Baked, not bolted on
In other words, Responsible AI is not a baseline to work from, but a ‘journey’ that will hopefully get better based on experience. But this seems to contradict what Microsoft’s ‘chief responsible AI officer’ Natasha Crampton said in a statement published on February 17:
We ensure that responsible A.I. considerations are addressed at the earliest stages of system design and then throughout the whole life cycle, so that the appropriate controls and mitigations are baked into the system being built, not bolted on at the end.
That doesn’t seem to have happened. Indeed, Microsoft is clearly walking back as far as possible what it has unleashed, presenting it as merely a preview, and is relying on customer feedback even as it seeks to commercialise the product by adding ads (according to a piece by Reuters). Here’s a Microsoft spokesman quoted by Fortune:
It’s important to note that last week we announced a preview of this new experience. We’re expecting that the system may make mistakes during this preview period, and user feedback is critical to help identify where things aren’t working well so we can learn and help the models get better.

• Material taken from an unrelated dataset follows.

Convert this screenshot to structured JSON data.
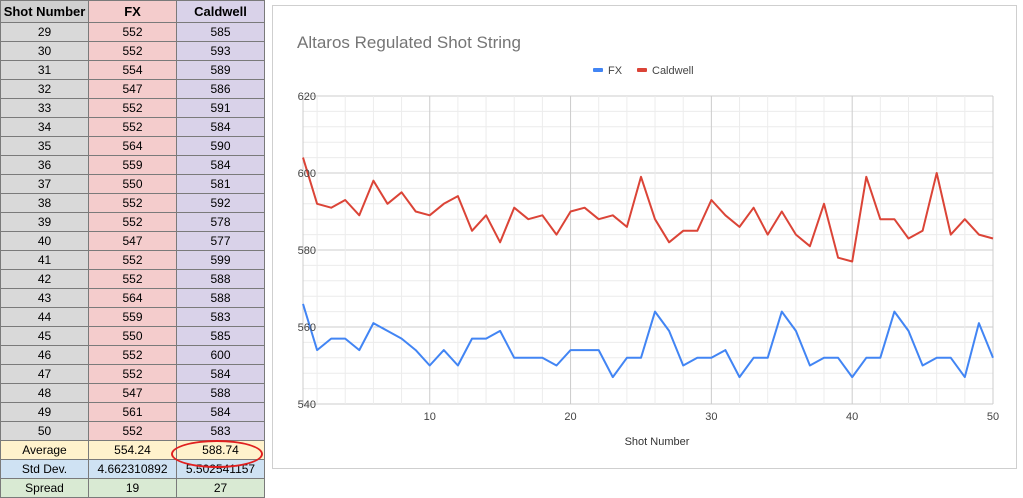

To be clear, I’m not trying to single out Microsoft here. One company was bound to try to gain an early advantage by deploying something like this. OpenAI perhaps forced the issue for Microsoft by releasing ChatGPT.
But there’s no way of getting round the reality: by releasing products, Open AI, and now Microsoft, have begun an arms race. It’s a strange race, in that it’s not just a commercial one, but also a nation-state one. For one thing it’s not going to be cheap, requiring some key resources: one is a large body of data sets to work from, so English LLM is always going to have an advantage because more than 25% of users navigate and communicate in English, while Chinese account for under 20%. The other element are chips: China (and Russia, and Iran) have limited access now to chips from companies like Nvidia. This is not just a battle for the best algorithm. It’s a battle over scarce resources.
How intimately governments get involved in this may only gradually become clear, if at all. But a couple of things are already clear: some governments have decided not to wait before deploying this software, and companies — some of the largest in the world, with whom our lives are already intimately entwined — have already made clear they’re game for that.